The piano is, simultaneously, a melodic, harmonic and percussive instrument, and Randy Weston makes extensive use of all those characteristics. Making a rare solo appearance at the Jazz Bakery, the veteran performer (he will be 69 next month) gave a no-distractions, no-nonsense demonstration of his mastery of the piano as a full-fledged orchestral instrument that is fully capable of sounding like an entire jazz ensemble.
In his opening set Thursday night, Weston played only two extended works: a kind of mini-suite history of jazz tunes ranging from Duke Ellington to Thelonious Monk, and a medley of two of his waltzes, "Little Niles" and "Pam's Waltz." Curiously, he included none of the African-influenced music that has dominated his interests for the last several decades.

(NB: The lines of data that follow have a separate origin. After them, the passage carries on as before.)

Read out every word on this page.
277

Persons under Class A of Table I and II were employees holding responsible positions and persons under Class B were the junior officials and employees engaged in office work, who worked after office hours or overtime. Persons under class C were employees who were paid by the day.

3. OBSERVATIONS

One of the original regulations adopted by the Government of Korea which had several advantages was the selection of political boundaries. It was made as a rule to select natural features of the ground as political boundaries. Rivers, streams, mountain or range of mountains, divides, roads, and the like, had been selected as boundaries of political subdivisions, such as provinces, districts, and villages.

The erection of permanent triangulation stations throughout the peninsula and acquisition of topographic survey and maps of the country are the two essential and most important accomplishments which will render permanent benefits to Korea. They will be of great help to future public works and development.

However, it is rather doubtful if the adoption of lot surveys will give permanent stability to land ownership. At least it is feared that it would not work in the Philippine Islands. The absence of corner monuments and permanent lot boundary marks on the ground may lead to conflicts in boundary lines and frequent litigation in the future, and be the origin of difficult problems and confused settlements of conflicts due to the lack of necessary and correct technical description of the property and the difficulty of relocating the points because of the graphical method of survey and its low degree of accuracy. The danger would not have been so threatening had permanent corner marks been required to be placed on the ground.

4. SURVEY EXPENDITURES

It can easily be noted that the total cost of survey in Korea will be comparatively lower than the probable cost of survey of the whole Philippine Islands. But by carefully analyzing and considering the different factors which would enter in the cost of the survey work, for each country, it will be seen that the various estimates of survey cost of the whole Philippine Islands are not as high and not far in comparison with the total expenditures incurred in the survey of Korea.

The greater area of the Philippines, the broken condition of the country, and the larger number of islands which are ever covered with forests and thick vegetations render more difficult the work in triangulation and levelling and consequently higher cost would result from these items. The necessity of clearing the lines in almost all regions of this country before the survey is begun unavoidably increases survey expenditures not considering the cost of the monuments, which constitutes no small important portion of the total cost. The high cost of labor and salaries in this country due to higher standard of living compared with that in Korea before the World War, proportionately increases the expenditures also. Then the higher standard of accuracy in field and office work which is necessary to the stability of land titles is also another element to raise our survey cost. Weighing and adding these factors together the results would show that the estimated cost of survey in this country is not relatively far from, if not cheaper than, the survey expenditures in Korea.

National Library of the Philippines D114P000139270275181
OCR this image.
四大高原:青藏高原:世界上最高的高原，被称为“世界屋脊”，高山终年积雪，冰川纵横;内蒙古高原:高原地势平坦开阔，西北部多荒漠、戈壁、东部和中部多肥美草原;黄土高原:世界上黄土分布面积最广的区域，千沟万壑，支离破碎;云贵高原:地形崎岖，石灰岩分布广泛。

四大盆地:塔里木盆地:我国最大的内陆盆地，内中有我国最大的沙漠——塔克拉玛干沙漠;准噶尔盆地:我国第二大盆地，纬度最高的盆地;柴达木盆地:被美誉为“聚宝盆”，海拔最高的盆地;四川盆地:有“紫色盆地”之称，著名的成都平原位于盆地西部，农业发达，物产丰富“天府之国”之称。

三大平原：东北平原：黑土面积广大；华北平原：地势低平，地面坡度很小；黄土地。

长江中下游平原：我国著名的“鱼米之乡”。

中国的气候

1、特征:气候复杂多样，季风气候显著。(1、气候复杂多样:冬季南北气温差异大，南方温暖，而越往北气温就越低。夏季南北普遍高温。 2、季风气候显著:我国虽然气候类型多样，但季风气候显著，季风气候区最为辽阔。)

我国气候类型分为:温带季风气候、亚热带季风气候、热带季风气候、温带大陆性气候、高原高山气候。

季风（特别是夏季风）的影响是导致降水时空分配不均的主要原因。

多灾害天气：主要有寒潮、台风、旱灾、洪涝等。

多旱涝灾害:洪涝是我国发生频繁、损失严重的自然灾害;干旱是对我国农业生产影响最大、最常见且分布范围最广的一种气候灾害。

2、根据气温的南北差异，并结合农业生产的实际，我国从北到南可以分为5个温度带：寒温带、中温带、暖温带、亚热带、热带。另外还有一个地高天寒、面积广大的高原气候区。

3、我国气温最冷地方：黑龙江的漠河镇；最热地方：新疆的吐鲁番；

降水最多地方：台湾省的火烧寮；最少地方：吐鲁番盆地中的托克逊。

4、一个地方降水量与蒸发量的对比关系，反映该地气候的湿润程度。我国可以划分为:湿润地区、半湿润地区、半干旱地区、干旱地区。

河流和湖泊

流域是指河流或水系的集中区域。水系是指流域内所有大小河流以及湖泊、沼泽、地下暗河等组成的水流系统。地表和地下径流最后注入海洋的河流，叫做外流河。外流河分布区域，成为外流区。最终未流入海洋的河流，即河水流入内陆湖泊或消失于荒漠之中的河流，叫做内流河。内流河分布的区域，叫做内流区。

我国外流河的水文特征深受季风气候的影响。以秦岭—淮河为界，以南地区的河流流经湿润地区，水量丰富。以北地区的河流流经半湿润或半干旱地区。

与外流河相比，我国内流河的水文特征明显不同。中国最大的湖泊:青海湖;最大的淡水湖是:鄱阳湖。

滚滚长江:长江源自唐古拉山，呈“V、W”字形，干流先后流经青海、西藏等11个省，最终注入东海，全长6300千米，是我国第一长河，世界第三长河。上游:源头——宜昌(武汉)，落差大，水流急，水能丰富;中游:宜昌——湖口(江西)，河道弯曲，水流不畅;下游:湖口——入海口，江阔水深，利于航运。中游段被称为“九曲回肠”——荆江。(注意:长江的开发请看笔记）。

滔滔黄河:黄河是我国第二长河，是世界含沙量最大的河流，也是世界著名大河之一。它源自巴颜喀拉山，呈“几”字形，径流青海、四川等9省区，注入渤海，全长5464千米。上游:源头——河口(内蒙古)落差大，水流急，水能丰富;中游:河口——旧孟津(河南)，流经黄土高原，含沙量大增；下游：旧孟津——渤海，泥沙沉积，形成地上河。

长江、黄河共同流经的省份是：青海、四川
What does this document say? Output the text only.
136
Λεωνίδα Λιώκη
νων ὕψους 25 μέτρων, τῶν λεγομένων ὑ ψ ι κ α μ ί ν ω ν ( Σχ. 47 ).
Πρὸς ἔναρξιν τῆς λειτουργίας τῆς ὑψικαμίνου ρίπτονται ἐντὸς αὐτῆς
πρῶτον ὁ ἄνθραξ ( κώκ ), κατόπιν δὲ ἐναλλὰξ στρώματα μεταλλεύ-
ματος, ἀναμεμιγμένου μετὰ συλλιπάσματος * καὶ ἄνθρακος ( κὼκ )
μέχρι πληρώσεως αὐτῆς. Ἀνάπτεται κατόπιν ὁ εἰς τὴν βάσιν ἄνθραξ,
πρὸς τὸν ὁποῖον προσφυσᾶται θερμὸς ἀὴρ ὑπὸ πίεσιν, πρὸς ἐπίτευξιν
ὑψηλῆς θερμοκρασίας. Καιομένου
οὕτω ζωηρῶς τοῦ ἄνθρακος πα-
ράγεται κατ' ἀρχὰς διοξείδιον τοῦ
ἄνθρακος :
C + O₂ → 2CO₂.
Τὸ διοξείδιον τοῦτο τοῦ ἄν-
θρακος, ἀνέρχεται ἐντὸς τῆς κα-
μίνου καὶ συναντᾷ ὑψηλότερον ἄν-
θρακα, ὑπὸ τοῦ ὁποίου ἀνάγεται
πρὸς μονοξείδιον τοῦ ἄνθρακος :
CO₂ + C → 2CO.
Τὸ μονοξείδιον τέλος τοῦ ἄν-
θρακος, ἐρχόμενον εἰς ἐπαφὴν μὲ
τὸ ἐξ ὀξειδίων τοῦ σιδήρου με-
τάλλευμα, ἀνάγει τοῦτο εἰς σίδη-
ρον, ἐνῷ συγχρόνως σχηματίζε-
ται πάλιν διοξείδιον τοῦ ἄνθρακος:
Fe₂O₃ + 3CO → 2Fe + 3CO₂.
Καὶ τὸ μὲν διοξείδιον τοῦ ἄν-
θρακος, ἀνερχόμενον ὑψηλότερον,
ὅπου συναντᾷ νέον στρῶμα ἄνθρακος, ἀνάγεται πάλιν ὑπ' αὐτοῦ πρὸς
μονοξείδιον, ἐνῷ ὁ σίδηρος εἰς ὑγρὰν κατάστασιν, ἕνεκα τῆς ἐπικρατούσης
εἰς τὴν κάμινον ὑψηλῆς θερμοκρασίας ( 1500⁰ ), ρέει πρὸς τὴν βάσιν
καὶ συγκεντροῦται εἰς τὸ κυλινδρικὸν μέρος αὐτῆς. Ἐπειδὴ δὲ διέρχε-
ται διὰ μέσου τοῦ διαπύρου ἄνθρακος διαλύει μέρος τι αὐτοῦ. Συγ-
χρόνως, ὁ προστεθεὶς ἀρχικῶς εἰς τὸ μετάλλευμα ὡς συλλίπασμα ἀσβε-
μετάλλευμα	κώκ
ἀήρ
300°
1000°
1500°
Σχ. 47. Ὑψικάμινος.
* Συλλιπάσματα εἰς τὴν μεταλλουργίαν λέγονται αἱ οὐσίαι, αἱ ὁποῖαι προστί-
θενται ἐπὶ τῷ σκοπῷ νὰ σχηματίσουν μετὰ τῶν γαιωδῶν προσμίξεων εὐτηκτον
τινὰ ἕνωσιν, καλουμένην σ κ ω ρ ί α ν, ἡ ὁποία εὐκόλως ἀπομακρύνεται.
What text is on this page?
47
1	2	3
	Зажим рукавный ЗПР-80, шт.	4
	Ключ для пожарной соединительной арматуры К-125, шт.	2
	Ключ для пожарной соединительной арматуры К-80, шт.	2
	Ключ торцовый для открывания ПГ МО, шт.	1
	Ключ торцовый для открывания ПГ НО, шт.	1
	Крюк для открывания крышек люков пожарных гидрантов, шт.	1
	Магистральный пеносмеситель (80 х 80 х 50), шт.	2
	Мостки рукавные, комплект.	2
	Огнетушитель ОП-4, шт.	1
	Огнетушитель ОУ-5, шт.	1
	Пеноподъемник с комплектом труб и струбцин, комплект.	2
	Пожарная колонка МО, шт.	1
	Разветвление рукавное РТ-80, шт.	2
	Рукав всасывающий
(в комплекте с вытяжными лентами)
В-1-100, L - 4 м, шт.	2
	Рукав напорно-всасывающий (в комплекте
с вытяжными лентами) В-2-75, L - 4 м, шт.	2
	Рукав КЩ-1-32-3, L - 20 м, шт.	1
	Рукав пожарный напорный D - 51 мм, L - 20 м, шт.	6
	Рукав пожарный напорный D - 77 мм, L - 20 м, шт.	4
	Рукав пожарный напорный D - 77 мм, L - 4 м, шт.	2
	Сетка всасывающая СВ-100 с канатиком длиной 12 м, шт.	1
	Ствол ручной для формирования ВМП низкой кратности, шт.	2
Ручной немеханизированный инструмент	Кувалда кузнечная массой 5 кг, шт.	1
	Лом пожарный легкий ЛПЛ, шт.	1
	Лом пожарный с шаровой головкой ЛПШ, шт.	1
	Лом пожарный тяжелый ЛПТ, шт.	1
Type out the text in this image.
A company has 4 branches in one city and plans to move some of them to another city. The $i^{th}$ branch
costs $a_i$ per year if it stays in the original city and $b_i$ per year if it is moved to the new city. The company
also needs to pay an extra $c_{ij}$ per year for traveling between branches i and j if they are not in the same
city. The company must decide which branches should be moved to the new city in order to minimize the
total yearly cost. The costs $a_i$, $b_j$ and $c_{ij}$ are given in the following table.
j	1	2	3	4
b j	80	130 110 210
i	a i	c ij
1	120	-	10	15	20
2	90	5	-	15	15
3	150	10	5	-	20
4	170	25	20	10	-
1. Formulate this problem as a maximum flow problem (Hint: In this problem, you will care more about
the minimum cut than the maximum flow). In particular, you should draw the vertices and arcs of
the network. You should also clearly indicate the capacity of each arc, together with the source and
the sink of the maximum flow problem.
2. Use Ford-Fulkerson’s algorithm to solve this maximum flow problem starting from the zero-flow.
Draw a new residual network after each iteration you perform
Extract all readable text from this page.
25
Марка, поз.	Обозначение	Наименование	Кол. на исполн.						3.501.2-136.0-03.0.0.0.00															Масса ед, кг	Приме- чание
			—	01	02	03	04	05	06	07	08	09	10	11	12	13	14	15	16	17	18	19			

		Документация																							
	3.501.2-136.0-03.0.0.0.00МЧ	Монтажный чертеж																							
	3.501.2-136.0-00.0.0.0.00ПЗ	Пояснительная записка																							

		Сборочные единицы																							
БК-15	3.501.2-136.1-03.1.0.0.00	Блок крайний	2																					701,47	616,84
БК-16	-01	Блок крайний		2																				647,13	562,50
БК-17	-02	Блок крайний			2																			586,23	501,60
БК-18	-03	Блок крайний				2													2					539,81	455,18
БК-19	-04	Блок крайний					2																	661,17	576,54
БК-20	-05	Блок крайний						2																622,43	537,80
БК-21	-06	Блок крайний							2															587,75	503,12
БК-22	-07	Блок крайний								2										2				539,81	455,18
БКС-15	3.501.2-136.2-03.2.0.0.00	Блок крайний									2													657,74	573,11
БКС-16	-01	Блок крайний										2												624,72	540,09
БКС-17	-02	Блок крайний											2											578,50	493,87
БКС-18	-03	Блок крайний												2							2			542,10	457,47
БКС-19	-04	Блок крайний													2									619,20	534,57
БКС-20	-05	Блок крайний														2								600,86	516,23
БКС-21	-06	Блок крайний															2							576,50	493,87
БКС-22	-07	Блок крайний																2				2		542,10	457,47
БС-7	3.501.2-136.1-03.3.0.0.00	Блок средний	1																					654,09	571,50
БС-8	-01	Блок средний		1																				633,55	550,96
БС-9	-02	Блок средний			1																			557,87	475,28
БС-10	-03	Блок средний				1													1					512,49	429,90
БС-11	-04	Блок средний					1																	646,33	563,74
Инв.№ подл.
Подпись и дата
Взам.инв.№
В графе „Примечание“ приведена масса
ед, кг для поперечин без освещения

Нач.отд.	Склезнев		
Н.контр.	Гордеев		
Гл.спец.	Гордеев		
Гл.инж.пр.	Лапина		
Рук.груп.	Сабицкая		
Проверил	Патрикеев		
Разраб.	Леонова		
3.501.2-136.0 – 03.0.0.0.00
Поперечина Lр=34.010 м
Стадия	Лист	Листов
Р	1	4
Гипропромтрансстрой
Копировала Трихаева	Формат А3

The mini-suite, perhaps appropriately for a descriptive vehicle covering a vast array of eras and styles, had its ups and downs. In its more gripping moments, Weston uncorked a rush of rhythm and sound, with familiar tunes--"Caravan," "It Don't Mean a Thing," "Night in Tunisia"--cresting above a torrential stream of notes. At other times, he dipped into grooving, straight-ahead stride piano, often contrasting its even rhythms with sudden, colorful bursts across the keyboard. But there also were periods when Weston's momentum seemed to slow, and he fell back upon random, out of focus pianistics before once again putting his flow into high gear.
On the waltzes, the rich harmonic side of Weston's art was revealed. Blessed with a capacity to create simple, but entrancing themes over lush chordal foundations, he offered up some of his most attractive work--ample testimony to the ability of a complex musical mind to produce warm, communicative music.